El Mozote 25 years on


Some stories get stuck in your throat. There´s no good way to start them because they don´t make sense.

El Mozote is a small hill village in remote Morazan famous because the military massacred the whole town (primarily women and children) on Dec. 11, 1981. I go to see it with a couple of friends on Christmas day. Our guide is Maria de la Paz Chicas. Now 36, she was eleven at the time of the massacre. She had been away visiting the countryside that day. She lost six brothers and sisters and her parents.

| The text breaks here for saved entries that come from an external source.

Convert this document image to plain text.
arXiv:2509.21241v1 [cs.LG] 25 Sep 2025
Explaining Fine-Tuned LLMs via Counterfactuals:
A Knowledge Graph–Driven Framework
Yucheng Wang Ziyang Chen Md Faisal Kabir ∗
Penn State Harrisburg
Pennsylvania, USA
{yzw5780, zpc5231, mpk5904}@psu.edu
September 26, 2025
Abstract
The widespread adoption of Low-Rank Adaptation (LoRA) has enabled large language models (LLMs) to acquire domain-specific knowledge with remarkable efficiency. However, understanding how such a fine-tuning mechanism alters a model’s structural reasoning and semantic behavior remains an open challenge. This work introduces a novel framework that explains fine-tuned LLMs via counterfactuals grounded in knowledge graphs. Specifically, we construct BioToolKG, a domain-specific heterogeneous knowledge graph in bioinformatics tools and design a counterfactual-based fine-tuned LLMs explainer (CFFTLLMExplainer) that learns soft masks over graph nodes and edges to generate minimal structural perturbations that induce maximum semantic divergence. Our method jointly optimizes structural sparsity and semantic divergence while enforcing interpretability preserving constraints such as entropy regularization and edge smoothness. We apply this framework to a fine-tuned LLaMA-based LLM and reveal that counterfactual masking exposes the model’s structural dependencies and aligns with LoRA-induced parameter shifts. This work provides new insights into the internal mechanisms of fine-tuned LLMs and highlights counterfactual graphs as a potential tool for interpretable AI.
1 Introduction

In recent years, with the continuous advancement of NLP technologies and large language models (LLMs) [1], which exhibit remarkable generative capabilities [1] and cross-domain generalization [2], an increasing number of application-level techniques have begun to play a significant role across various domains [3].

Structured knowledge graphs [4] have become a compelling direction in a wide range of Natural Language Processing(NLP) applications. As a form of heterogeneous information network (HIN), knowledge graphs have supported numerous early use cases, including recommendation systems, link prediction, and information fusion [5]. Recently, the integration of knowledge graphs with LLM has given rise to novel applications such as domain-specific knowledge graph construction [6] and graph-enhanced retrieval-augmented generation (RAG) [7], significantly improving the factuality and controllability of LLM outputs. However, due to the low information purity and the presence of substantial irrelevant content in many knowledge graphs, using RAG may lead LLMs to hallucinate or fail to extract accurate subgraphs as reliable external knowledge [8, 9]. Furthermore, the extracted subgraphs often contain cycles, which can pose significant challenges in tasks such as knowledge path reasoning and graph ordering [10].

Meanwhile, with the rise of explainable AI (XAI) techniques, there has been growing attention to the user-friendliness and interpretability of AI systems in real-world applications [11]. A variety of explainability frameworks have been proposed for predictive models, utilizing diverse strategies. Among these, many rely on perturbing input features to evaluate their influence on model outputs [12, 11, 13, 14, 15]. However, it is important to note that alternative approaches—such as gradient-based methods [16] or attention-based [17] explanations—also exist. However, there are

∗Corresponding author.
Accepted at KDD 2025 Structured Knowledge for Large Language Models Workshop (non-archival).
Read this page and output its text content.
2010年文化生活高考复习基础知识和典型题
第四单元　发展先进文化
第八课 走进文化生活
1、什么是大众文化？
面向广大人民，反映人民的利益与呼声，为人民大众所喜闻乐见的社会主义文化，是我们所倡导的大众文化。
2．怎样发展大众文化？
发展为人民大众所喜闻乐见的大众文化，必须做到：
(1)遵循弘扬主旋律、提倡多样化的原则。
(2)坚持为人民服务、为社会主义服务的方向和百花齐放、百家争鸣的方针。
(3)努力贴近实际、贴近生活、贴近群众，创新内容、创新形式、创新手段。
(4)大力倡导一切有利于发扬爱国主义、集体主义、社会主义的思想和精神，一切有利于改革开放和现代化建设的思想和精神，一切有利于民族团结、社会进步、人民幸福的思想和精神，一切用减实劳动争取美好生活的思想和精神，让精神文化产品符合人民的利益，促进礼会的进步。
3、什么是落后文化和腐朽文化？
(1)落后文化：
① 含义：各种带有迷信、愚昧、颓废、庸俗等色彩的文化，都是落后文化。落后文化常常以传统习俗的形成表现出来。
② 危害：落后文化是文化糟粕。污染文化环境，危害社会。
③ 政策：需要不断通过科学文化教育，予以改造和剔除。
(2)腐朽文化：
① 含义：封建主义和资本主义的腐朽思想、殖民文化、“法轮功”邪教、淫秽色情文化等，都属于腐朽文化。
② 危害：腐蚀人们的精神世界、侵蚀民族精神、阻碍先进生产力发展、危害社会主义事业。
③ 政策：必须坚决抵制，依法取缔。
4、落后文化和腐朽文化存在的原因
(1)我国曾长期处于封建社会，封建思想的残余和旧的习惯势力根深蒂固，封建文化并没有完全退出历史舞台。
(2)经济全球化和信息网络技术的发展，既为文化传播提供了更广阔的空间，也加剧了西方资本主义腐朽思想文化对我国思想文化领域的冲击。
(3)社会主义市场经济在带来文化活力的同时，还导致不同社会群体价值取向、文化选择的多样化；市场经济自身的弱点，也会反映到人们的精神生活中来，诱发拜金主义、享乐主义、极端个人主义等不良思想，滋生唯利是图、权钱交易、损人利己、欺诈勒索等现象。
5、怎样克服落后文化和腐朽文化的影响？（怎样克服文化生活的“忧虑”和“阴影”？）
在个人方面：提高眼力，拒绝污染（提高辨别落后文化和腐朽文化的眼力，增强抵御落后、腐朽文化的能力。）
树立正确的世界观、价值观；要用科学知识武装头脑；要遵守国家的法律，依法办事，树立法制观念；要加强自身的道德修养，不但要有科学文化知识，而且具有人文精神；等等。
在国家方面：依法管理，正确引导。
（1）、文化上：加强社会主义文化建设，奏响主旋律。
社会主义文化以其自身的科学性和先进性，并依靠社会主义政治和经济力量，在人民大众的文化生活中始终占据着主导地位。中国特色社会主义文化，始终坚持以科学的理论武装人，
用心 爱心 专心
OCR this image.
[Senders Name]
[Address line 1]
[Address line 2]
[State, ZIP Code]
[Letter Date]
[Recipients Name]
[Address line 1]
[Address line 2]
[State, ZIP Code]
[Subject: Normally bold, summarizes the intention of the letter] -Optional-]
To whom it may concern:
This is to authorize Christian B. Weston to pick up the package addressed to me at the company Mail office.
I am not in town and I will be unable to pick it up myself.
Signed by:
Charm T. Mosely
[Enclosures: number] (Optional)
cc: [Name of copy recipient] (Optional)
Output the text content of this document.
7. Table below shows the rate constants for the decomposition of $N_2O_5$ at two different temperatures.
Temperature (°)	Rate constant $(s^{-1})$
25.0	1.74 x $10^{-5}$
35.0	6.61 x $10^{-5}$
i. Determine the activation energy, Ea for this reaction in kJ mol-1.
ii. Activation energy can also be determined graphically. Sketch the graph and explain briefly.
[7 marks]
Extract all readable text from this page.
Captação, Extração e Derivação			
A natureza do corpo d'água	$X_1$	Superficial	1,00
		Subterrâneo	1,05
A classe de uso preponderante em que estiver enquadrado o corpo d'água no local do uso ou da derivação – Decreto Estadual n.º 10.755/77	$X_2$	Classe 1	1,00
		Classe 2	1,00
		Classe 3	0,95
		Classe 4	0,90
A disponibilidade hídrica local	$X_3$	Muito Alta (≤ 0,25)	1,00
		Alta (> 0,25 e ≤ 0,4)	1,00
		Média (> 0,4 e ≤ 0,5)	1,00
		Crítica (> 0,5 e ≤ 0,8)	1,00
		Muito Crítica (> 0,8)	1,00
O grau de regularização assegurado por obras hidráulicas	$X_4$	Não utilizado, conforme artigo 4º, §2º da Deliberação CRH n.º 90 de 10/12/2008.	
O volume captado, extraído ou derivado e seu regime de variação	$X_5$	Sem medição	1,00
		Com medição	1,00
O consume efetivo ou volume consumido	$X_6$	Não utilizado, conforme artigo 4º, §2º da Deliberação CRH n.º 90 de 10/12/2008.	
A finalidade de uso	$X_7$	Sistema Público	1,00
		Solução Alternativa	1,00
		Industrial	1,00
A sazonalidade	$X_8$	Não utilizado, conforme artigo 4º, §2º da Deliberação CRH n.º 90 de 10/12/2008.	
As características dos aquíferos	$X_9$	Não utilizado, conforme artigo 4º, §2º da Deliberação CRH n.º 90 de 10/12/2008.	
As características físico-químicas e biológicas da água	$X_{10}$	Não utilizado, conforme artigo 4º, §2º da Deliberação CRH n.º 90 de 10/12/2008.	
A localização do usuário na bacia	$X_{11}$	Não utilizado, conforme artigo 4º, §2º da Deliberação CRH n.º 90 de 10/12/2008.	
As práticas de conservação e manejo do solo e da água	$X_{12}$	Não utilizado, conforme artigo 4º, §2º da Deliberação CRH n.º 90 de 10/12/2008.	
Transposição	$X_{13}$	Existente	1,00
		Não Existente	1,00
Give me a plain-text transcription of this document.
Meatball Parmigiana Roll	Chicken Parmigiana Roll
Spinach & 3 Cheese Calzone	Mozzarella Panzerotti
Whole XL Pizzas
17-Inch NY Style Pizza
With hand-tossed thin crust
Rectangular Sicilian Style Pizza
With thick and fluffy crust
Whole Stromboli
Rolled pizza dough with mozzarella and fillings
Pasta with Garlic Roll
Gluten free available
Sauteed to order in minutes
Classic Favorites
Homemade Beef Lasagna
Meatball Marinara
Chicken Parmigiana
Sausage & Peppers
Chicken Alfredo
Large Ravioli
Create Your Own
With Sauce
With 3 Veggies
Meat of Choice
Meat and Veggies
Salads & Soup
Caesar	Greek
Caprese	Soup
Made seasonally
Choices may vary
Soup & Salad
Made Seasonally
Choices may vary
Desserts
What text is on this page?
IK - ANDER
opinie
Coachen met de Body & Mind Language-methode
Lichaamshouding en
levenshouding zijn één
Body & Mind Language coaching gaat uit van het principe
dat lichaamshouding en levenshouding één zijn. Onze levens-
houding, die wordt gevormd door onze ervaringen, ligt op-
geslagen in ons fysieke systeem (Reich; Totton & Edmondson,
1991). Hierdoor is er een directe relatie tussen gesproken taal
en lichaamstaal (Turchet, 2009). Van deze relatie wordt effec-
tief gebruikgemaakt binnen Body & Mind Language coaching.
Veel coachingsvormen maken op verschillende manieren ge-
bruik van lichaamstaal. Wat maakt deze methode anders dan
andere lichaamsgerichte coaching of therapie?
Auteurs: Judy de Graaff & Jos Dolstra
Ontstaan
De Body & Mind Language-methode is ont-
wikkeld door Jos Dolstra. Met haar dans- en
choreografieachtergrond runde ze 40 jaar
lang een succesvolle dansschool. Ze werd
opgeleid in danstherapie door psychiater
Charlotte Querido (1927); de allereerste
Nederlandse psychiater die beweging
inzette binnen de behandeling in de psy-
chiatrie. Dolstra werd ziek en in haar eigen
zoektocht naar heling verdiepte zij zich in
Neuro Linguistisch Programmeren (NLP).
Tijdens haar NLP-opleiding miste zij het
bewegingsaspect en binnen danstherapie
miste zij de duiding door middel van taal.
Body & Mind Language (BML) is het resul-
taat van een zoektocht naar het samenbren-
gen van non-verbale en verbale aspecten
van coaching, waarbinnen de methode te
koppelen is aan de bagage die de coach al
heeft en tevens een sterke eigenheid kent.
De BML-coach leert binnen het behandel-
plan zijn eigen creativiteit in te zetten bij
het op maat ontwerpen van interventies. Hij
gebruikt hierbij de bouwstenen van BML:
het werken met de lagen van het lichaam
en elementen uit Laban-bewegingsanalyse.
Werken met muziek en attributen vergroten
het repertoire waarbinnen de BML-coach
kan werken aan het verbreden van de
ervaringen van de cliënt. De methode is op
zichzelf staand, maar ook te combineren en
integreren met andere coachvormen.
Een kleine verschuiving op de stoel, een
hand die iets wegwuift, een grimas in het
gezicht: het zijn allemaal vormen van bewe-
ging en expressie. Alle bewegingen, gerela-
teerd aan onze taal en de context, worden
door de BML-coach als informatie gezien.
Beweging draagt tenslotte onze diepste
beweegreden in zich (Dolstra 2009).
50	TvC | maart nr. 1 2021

Her story is told all matter-of-fact with one hand cradling her one-year old and the other on her pregnant belly. This is where the bombs fell, this is the well where nobody hid for fear of snakes, these are bullet holes made from aerial pot-shots. The church where children were shot (burned and replaced) , the hills where women were violated... The laundry list of atrocities rubs raw under a bright sky sky dotted with cloud puffs. Next to the crayola-colored murals there´s a rose garden where the children are buried. There´s chalky rubble where some ruins lay unexcavated--the relatives had no interest in digging up the past.

There´s something sinister about a beautiful day, when horrors have been about. We walk to Rio Sapo, where the sun is hot and families swim in t-shirts and shorts. We join them, relieved to be somewhere where life is thick.

The orginal story about El Mozote, written by Mark Danner for The New Yorker is at http://www.markdanner.com/newyorker/120693_The_Massacre.htm.

In Suchitoto there´s a restaurant called La Balanza. The owner is an ex-guerrilla, who put a sculpture of a scale above the entrance. One half holds the tip of a 500 lb. missle-head, the other a stack of tortillas. The misslehead weighs heavier, to say, the damage of the war cost us more than the hunger that started it.

2 comments:

Antonia Malchik said...

As Carolyn said, the sort of story that gets stuck in your throat. How do these things happen? It made me think of the Nanking Massacre, not to mention more recent atrocities like Rwanda and Darfur.

What switch gets flipped in people to make them turn bloodthirsty and savage, lashing out at neighbors or strangers as if they suddenly no longer understand what a human being is?

Hunger . . . greed . . . unfocused rage . . .

Unknown said...

Carolyn - came across your recent post on Morazan and didn't know what to say, but had to comment, somehow, so I wrote a brief post on my blog about my experiences there more than 15 years ago.